Heavy-hitting lawyers went against the feds on behalf of TikTok and its content creators including a prominent libertarian journalist at the U.S. Court of Appeals for the D.C. Circuit on Monday, in a case that's either about "American speech" or "Chinese engineers" controlling what Americans can see, judging by each side's arguments.
The Liberty Justice Center, which is live-posting the oral argument on X, is representing BASED Politics, a nonprofit co-founded by Brad Polumbo, a former Washington Examiner opinion columnist, that uses social media to "promote ideas related to free markets and individual liberty to a Gen Z audience."
Arguing for TikTok and its Chinese owner ByteDance is Mayer Brown lawyer Andrew Pincus, and for content creators is Jeffrey Fisher of Stanford Law School, Reuters reported in a preview of the argument. Both are prominent Supreme Court litigators.

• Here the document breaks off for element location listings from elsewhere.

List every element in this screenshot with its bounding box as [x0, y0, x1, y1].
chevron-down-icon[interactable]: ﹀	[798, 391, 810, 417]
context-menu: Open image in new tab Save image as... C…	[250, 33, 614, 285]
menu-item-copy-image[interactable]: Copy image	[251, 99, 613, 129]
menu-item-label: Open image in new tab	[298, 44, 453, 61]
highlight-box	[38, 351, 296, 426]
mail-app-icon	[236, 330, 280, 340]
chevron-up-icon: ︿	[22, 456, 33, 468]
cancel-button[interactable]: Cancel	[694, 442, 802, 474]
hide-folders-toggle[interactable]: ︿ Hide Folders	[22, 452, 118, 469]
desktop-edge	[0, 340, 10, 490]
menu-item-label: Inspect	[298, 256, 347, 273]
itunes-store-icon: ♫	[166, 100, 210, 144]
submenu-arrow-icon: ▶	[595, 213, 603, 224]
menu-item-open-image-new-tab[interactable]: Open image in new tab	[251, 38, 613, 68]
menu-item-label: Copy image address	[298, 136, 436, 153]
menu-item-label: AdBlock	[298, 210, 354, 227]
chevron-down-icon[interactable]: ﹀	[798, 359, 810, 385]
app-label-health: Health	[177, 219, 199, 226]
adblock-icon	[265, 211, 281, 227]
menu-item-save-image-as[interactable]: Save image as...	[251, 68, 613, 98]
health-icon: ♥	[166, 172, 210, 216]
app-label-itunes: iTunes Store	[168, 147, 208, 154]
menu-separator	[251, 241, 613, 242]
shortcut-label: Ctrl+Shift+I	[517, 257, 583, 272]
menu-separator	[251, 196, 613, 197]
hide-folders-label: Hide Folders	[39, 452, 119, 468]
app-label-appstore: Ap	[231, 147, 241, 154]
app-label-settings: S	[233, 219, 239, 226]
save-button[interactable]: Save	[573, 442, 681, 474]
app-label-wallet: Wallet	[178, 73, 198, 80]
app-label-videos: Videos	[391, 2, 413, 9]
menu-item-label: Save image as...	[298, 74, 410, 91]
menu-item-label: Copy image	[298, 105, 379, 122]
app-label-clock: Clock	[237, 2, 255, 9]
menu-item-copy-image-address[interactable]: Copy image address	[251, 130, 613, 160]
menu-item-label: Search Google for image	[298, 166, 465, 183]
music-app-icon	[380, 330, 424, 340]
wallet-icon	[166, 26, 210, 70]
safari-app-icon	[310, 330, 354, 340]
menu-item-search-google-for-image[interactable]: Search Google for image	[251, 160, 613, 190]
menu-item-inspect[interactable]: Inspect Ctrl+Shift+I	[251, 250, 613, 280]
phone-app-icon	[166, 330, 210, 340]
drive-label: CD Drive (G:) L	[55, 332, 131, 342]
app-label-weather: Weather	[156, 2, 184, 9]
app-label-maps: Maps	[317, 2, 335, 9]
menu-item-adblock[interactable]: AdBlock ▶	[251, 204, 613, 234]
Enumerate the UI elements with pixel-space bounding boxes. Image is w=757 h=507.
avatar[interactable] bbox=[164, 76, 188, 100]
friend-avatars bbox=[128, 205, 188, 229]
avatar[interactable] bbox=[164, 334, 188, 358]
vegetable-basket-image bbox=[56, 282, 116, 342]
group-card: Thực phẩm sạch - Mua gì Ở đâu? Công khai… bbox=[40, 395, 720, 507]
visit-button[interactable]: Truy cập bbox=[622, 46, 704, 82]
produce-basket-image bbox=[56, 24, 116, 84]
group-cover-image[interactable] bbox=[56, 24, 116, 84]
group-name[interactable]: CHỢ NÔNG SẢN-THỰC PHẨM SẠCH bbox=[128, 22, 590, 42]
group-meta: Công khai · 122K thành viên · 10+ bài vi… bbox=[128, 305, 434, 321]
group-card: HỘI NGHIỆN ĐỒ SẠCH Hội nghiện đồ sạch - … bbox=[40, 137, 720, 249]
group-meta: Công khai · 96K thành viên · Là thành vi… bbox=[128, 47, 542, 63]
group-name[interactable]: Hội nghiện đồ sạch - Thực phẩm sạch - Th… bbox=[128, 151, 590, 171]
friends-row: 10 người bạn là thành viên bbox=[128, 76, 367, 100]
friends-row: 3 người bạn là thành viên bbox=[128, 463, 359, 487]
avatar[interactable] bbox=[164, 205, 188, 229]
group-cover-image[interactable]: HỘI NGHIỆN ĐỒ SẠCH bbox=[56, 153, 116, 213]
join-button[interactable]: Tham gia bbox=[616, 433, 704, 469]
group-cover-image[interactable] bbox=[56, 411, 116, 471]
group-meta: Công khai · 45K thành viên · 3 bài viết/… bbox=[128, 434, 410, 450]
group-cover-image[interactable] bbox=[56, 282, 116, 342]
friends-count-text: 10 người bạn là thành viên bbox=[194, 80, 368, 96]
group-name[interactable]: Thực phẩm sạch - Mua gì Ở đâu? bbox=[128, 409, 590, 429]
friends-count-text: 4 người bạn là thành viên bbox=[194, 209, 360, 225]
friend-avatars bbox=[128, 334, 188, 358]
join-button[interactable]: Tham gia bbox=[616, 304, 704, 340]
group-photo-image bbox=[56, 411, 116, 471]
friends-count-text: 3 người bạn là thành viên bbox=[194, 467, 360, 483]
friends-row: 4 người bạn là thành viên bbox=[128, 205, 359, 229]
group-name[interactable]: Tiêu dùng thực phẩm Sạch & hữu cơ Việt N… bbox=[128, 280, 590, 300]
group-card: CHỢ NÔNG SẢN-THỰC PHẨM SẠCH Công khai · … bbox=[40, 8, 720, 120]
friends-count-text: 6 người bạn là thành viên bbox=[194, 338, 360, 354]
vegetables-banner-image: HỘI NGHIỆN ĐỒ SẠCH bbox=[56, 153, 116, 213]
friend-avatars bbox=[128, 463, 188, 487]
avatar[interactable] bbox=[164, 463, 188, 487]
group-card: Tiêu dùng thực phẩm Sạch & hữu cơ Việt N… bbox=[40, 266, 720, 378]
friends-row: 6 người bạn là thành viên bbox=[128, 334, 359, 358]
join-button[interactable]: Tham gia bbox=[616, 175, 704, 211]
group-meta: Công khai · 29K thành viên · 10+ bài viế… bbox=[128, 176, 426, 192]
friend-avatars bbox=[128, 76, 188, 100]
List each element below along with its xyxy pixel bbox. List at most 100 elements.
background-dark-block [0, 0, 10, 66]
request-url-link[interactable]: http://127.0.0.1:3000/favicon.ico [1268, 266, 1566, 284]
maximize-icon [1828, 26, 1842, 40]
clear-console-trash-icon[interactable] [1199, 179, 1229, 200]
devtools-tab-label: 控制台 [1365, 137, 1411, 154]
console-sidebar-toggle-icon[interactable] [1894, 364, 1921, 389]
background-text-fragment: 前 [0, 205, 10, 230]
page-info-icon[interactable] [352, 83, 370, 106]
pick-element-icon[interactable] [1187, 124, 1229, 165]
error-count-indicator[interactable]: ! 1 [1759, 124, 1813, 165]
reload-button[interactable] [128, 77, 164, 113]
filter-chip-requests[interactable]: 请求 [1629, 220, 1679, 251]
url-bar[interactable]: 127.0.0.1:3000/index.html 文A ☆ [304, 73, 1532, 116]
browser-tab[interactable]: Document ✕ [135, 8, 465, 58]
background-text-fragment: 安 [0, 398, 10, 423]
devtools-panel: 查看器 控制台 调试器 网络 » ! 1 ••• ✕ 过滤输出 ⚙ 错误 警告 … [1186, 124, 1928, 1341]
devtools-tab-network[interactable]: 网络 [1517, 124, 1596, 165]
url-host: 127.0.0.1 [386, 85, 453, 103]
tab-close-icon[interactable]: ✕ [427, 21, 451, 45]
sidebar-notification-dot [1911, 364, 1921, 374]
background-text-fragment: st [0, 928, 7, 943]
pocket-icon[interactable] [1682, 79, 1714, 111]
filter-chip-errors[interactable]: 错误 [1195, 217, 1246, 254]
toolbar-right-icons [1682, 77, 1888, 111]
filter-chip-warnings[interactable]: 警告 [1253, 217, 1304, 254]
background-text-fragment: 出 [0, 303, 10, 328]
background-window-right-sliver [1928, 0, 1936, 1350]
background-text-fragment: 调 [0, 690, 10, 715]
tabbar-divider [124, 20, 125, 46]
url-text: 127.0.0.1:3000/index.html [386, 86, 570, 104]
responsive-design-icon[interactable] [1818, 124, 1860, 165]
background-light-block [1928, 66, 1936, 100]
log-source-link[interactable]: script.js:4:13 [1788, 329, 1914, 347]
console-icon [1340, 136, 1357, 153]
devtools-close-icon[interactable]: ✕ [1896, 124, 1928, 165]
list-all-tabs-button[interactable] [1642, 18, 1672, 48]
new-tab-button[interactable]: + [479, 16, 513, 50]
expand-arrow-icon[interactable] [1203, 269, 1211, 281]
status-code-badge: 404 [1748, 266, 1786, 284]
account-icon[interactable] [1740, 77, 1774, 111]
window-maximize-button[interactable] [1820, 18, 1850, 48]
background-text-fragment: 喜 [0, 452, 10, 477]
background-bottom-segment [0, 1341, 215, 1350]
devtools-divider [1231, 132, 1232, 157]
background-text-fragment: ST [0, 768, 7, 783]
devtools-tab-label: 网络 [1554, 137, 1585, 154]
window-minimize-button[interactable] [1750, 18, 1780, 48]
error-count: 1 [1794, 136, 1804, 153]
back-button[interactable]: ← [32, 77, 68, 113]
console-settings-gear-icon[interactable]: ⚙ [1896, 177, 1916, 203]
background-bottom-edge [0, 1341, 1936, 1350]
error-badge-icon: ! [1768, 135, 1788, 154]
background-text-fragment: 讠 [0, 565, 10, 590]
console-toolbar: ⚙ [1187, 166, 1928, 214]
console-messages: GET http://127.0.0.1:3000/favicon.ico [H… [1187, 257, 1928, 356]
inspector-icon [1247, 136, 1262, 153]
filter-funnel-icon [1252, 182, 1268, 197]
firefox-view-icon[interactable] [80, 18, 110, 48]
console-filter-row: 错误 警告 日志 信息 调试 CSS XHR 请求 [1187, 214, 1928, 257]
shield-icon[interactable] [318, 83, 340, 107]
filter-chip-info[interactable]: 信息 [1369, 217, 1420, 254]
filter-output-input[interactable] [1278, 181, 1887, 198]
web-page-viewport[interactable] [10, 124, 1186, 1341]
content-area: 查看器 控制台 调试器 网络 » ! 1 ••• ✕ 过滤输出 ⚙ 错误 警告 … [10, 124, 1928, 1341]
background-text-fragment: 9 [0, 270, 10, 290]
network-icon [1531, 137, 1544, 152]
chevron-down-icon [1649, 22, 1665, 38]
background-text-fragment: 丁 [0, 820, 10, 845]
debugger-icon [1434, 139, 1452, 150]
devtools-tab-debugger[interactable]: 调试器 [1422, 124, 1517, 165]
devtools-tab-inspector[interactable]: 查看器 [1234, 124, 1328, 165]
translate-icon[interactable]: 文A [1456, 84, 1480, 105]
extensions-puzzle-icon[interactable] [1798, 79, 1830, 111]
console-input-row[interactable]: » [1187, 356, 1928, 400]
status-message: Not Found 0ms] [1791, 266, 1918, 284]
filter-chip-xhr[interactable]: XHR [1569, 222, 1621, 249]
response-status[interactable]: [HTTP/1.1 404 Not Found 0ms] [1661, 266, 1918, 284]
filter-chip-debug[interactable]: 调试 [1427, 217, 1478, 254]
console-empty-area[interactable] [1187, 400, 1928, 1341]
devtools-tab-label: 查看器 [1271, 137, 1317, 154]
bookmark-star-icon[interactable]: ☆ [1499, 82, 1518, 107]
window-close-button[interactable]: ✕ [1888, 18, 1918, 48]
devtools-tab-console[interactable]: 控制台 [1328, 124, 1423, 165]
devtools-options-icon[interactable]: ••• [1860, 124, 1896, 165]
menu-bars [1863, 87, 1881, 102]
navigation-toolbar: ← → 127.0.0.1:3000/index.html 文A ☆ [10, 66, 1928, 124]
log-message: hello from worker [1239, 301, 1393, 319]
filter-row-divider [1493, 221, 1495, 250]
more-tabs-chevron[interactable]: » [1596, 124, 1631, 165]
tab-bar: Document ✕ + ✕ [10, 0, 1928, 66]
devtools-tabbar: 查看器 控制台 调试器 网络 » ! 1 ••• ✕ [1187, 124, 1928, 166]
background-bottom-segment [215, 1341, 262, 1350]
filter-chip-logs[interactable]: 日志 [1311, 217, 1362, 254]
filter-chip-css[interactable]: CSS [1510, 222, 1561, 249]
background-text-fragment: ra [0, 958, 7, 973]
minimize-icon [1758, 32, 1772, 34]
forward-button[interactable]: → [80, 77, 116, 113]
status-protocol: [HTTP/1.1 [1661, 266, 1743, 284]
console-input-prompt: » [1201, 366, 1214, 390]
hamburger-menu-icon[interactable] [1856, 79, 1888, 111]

Pincus told the appeals court, a common source for SCOTUS nominees, that "mere foreign ownership cannot by itself restrict" the First Amendment "because it would change the outcome in dozens of cases," LJC paraphrased him in its X thread on the argument, which concerns the federal law that forces ByteDance to divest TikTok or face a U.S. ban.
The law would be unconstitutional even if judged by the middle tier of judicial scrutiny because "the record is filled with statements from members of Congress motivated by the specific content of speech on TikTok," LJC paraphrased Pincus.
When Judge Sri Srinivasan, passed over for SCOTUS by President Biden, brought up U.S. law limiting "foreign ownership of media organizations with broadcast licenses," TikTok's other lawyer, Jeffrey Fisher, said that justification isn't based on content and viewpoint, as with TikTok, LJC paraphrased.
"Once it’s American speech, speech inside the U.S., like here, the First Amendment applies," he said.
Justice Department lawyer Daniel Tenny countered that Congress is trying to protect data that is "highly valuable to foreign adversaries" and limit "foreign control over what U.S. users see," which at most targets the expression of "Chinese engineers" through the "creation and maintenance of the [TikTok] algorithm," LJC paraphrased.
The argument was still going as of 11:45 a.m. Eastern.